Almost everything is made with natural stone, most of which was dug up on the property. Millen gutted the house and made two additions. He built a garage with a workshop underneath and an apartment on top. He put up a pool house (it includes a 22-foot banquet table he constructed from an old bowling alley), a greenhouse, a toolshed, a fireplace cove and a generator building. And he dug out a pond.
Patrolling the farm are Rottweilers Ranger and Bench, and maltipoos Max and Clancy. Ranger, 12, is not the dog he once was. He's nearing the end. But he's happy just to be. He and Matt are bonded.

A bald eagle casts his shadow over the land, and the howls of a coyote echo through an otherwise silent night. Fragrances are everywhere—zinnias, begonias, angelonias, marigolds, bidens, petunias and many more. Every spring, Pat plants 18,000 flower seeds and plugs.
When the time comes, Millen's ashes will be spread on this farm.
He isn't spending much time thinking about that, though.
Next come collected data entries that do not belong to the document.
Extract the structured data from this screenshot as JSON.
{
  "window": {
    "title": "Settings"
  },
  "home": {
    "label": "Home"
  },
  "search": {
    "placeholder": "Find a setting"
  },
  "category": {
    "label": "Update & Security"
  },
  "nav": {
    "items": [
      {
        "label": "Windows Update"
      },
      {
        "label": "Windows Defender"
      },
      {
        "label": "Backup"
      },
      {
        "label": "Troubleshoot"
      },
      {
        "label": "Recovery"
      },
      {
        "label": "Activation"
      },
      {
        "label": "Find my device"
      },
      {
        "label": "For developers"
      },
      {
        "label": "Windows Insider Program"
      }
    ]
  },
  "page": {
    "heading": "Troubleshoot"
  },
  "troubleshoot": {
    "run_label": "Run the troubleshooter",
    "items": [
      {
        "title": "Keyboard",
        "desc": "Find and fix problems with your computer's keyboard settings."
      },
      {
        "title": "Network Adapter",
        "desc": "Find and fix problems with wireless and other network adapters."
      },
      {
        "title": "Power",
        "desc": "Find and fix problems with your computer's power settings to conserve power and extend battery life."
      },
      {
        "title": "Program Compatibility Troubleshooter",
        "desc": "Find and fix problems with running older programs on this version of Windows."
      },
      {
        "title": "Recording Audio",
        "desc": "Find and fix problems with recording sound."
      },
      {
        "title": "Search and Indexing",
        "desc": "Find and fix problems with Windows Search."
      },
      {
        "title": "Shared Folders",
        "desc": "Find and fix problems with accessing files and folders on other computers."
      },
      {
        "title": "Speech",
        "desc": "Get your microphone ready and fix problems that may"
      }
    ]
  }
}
"Why would I think about dying?" he says. "I have a lot of stuff to do. I have to make some windows—the ones on the house are like 25 years old and were made the old way. Some of that wood is rotting. I have a bunch of stuff in the shop I have to get out, including a bowl that a friend of mine started before he died. I promised his wife I would finish it. I'm going to start making the cabinets for them to install in the basement. People are always asking me to do something. I have a list. Plus, there are younger guys trying to learn how to do this stuff, and I love to teach them."
There are short-term aspirations. And there are long-term aspirations.
"I'd like to see my grandkids grow up," Millen says. "I'd like to see my youngest daughter have some kids. I'd like to see the successes my kids and grandkids are going to have, the failures they are going to face and be a part of their lives. But if that doesn't happen, it doesn't happen. I'm all right with that."
He understands the same heart that is failing him has served him very well.